Usage of Java’s HashMap, Set, and Iterator classes came back to me quickly, and the only tricky part was the regular expression. I ended up using
     <title>.*(http://)(\\S+)(.*)(</title>)+
The content of each message posted to Twitter is enclosed in a <title></title> tag, and including that in the regular expression insures that we don’t capture data that are not part of any message but still contain URLs. I require that tag at the beginning of the line and then look for any number of characters before the beginning of the URL, as represented by .*. Then I get all of the characters up until the first white space with (\\S+), any characters that happen to be after the end of the URL with (.*), and then finally the closing </title> tag, with a + to require at least one occurrence because I know it must be present. The .java file is here, and the compiled .class file is here. You’ll need to add Adam’s a2z.jar file to your classpath, so be sure to get that too if you want to recompile it.

The New York Times did a visualization of tweets during the Superbowl last week, and it was widely circulated on Twitter. A search for “http superbowl nyt” returns a a list of tweets in which most people are sharing links to that visualization, and the results of that search make suitable example input. One specific tinyurl link to the visualization is shared several times, and it demonstrates that the code is functional.
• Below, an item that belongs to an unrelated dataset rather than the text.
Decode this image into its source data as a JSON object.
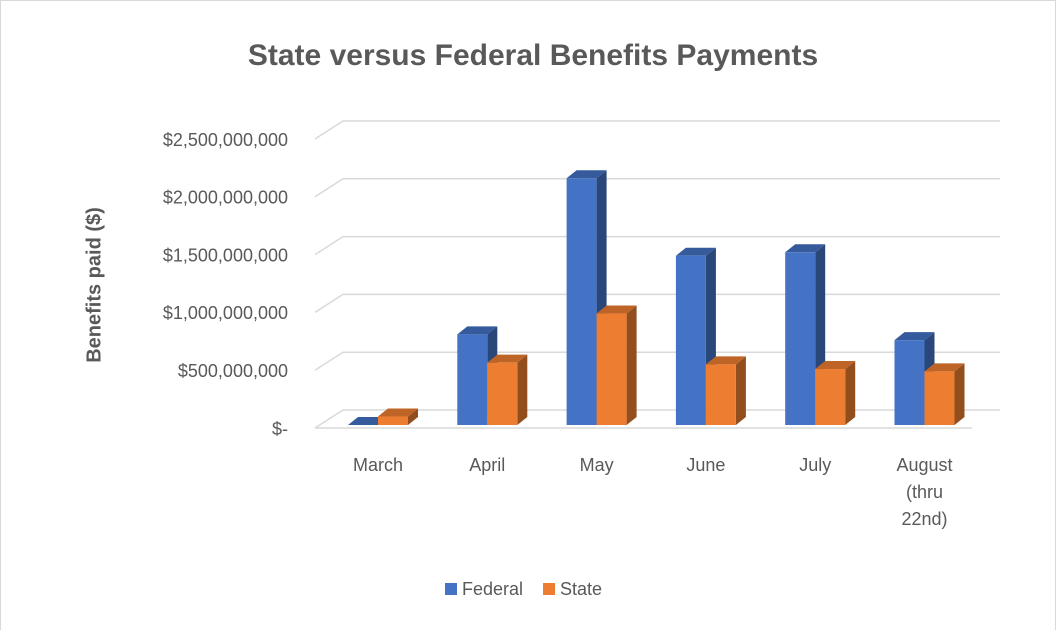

The input file is here, and the output file is here.

Programming A to Z – Assignment #2 Repunctuate.java

The second assignment was posted here, and was to

Create a program (using, e.g., the tools presented in class) that behaves like a UNIX text processing program (such as cat, grep, tr, etc.). Your program should take text as input (any text, or a particular text of your choosing) and output a version of the text that has been filtered and/or munged. Your program should use at least one method of Java’s String class that we didn’t discuss in class.
Be creative, insightful, or intentionally banal. Optional: Use the program that you created in tandem with another UNIX command line utility.

Expanding on/explicitly exacerbating the problem of punctuation I had last week with rearranging the couplets (when the couplets were reordered, you’d often get two lines ending with commas and then two lines ending with periods, and it distracted from the semantic munging I had intended), I wrote a quick little Java program to randomly replace marks of punctuation in the input file. It extends Adam’s TextFilter library, so it works like the command line tools we used last week. I kept certain characters (such as parenthesis and quotation marks) the same because I wanted to keep the text readable while making more subtle changes to the intonation and flow .

The .java file is here, and the compiled .class file is here. The original text of Robert Frost’s ‘Stopping By Woods On A Snowy Evening’ can be found here, and the repunctuated text can be found here. You’ll need to add Adam’s a2z.jar file to your classpath, so be sure to get that too if you want to recompile it.

The Repunctuate.java program also works nicely with the various command line utilities from last week. For example
grep , <frost.txt | java Repunctuate >output.txt
will first filter for only those lines in frost.txt with a comma, and will then repunctuate them and save the output.